Die Weiterverarbeitung der eigenen Rohstoffe spielt eine wichtige Rolle im Wirtschaftskonzept des Hofes, der vor einigen Jahren als einer von 200 Demonstrationsbetrieben des ökologischen Landbaus in Deutschland ausgewählt wurde. Neben der Hausschlachterei, in der herzhafte Wurstwaren gefertigt werden, und einer Bäckerei in Frankfurt ist es die Käserei, die mit pikanten, handwerklich anspruchsvollen Produkten schon weit über Hessen hinaus Liebhaber gefunden hat. „Mit dem Käse versuchen wir das meiste Geld zu verdienen“, freut sich Weimar in dem schmucken Hofladen über ein qualitätsorientiertes Sortiment; ein Hofcafé, das im Sommer Stühle und Bänke auf den gepflasterten Innenhof des bauhistorisch wertvollen Baukörpers hinausstellt, lädt Besucher zum Verweilen ein.

„Mit unserer Arbeit decken wir die Hälfte aller Kosten, die anfallen“, betont Weimar das wirtschaftliche Handeln trotz aller therapeutischer Intentionen.
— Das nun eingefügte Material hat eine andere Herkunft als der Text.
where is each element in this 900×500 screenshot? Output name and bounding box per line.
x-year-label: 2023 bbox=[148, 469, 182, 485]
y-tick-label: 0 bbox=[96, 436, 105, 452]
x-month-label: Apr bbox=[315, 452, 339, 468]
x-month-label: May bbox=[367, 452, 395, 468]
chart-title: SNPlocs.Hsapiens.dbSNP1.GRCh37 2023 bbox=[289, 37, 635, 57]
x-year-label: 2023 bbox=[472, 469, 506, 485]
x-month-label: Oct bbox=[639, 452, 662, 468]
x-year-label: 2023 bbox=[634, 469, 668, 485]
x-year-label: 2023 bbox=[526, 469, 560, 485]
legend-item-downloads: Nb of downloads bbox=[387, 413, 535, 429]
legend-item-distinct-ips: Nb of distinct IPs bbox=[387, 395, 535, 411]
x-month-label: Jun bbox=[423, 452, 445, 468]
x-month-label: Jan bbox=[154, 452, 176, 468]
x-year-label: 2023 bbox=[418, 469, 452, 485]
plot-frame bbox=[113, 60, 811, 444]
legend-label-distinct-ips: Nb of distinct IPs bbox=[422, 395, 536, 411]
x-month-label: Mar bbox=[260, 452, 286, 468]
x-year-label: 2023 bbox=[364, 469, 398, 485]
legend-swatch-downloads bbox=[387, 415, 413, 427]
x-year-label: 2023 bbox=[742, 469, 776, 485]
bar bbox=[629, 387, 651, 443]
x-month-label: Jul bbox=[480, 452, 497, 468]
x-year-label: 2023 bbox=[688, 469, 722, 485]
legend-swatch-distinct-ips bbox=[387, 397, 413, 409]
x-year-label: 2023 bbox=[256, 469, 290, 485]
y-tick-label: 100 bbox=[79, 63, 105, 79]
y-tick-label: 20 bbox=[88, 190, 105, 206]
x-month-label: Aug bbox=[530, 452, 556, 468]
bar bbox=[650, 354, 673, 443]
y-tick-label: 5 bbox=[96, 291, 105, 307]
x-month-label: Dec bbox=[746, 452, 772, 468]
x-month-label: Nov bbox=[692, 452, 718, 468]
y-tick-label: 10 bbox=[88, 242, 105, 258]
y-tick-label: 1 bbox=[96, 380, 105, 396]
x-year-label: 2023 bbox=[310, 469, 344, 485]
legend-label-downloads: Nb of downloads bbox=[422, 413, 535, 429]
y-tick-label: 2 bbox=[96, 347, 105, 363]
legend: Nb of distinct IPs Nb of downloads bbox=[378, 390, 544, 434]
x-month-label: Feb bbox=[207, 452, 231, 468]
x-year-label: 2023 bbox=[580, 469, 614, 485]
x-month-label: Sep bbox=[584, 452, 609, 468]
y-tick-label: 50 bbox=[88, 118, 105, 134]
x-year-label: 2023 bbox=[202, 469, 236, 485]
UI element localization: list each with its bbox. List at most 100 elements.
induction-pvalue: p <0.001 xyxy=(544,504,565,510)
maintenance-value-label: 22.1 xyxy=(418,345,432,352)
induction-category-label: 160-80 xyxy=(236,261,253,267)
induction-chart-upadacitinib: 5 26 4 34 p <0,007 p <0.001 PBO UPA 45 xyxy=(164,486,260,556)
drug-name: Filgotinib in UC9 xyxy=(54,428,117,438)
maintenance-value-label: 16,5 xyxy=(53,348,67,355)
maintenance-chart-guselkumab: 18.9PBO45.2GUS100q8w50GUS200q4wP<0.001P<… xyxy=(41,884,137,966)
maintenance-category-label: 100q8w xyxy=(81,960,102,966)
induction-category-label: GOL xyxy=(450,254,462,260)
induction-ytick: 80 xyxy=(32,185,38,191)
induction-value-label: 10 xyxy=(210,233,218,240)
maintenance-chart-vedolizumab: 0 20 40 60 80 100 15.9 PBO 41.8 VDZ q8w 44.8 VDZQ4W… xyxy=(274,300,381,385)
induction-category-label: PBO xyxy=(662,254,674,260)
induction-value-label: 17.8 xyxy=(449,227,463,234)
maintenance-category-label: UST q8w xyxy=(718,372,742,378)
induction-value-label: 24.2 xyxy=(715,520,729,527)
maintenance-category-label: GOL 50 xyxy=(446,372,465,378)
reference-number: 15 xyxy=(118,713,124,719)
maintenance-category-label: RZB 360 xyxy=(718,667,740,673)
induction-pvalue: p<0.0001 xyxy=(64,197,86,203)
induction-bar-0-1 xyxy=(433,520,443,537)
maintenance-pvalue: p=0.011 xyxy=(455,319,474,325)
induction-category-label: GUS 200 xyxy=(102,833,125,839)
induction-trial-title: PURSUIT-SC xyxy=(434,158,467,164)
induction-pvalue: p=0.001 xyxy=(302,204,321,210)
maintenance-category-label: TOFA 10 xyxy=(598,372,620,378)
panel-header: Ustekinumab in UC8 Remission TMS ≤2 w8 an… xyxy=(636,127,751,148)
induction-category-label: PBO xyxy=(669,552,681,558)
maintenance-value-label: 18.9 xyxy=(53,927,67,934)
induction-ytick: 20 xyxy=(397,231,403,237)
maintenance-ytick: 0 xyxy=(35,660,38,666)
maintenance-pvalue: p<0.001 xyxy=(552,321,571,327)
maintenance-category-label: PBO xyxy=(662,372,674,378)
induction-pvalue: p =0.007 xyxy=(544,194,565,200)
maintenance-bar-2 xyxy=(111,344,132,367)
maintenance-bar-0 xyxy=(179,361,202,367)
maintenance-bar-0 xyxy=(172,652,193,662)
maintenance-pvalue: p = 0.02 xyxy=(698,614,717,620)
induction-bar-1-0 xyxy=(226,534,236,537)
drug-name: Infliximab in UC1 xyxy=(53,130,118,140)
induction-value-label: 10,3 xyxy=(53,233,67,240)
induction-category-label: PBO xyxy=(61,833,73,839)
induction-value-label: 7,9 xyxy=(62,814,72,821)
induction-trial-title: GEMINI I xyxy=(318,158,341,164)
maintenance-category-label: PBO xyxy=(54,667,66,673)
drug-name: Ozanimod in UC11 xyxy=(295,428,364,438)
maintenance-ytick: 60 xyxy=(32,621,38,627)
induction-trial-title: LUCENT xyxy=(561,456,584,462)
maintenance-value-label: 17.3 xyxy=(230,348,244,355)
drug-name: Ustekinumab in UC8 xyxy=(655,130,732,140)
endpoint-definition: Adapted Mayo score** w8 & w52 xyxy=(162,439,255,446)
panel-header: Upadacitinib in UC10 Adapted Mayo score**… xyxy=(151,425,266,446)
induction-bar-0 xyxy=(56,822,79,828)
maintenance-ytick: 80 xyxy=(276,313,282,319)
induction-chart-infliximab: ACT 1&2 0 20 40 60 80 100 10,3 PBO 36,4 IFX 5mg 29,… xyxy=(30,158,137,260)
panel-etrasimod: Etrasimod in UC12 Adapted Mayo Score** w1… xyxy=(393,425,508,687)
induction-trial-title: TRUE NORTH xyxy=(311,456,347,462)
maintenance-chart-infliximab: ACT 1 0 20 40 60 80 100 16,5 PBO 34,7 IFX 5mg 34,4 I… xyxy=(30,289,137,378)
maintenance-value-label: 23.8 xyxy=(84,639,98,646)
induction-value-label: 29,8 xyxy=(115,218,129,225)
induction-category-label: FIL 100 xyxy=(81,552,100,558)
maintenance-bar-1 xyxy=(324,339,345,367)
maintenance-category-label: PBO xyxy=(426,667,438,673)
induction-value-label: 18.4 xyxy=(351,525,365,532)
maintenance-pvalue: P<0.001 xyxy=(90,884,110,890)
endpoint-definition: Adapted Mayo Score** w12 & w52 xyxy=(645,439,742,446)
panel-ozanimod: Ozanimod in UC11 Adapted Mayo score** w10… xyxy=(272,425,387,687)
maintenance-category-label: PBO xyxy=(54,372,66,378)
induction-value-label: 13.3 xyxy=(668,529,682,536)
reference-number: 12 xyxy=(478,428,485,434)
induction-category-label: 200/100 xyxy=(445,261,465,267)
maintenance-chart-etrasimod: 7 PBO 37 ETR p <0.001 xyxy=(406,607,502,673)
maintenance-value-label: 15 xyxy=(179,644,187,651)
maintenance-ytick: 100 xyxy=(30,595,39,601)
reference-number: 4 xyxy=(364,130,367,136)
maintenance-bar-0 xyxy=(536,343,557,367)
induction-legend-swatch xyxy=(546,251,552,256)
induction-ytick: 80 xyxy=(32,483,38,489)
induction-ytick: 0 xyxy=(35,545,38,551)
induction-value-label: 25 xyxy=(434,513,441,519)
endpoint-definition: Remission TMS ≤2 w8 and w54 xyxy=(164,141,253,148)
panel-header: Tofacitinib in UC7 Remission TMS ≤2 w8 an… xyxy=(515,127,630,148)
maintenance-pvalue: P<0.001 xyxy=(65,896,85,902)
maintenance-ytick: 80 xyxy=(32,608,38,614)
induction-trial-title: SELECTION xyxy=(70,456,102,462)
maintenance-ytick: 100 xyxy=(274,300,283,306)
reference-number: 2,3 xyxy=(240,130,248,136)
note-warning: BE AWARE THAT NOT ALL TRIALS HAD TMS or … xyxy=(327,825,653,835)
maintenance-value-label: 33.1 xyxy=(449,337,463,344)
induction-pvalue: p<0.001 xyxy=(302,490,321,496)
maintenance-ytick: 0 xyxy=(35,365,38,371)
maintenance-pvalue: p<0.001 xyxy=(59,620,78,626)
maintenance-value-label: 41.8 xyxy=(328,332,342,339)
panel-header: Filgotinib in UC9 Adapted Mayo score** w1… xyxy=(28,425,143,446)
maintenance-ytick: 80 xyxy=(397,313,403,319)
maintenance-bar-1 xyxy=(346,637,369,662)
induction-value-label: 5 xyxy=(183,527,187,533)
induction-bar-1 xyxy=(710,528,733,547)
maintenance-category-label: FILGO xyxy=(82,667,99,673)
Apropos Therapie: Auf dem Hof gibt es keine Therapeuten, die die Exdrogensüchtigen betreuen. „Niemand kann einen Drogensüchtigen so gut durchschauen wie ein Drogensüchtiger selbst“, verrät Weimar etwas von der kompromisslosen Methodik eines „kalten“ Entzugs auf dem Selbsthilfehof, der nicht von der Krankenkasse finanziert wird. Regelmäßig finden Gesprächsrunden statt, auf denen schonungslos Schwächen und Probleme angesprochen werden. Jeder, der hier lebt, wird in die Gemeinschaft integriert; dies wird sehr deutlich bei den Mahlzeiten, die in einer hofeigenen Küche zubereitet und im großen Speisesaal gemeinsam eingenommen werden.

Obgleich vieles ermutigend ist, komme aber niemand freiwillig hierher, sagt Uwe Weimar beim Rundgang durch das denkmalgeschützte Gebäudeensemble – weit davon entfernt, das Leben auf dem Hof zu idealisieren. „Dennoch sind wir für viele Drogenabhängige die letzte Chance. Und: Jeder kann so lange bleiben, wie er möchte“, fügt er hinzu und zeigt uns den neuen Tiefboxenlaufstall und den Melkstand, in dem der 23-jährige Auszubildende Markus Tanz und sein Kollege Wolfgang Rostig rotbunte Kühe melken. Auch der Blick in die Offenställe für die Nachzucht, in die just renovierte Veranstaltungsscheune und den Ziegenstall im alten Gemäuer demonstrieren eindrucksvoll, was der Selbsthilfeorganisation an diesem historischen Ort in einem Vierteljahrhundert trotz aller Rückschläge gelungen ist: ein soziales Gefüge in landwirtschaftlicher Umgebung zu schaffen, das erdet und vielen Erwachsenen und Kindern unterschiedlicher Nationalitäten ein neues Leben ermöglicht. Beispielhaft.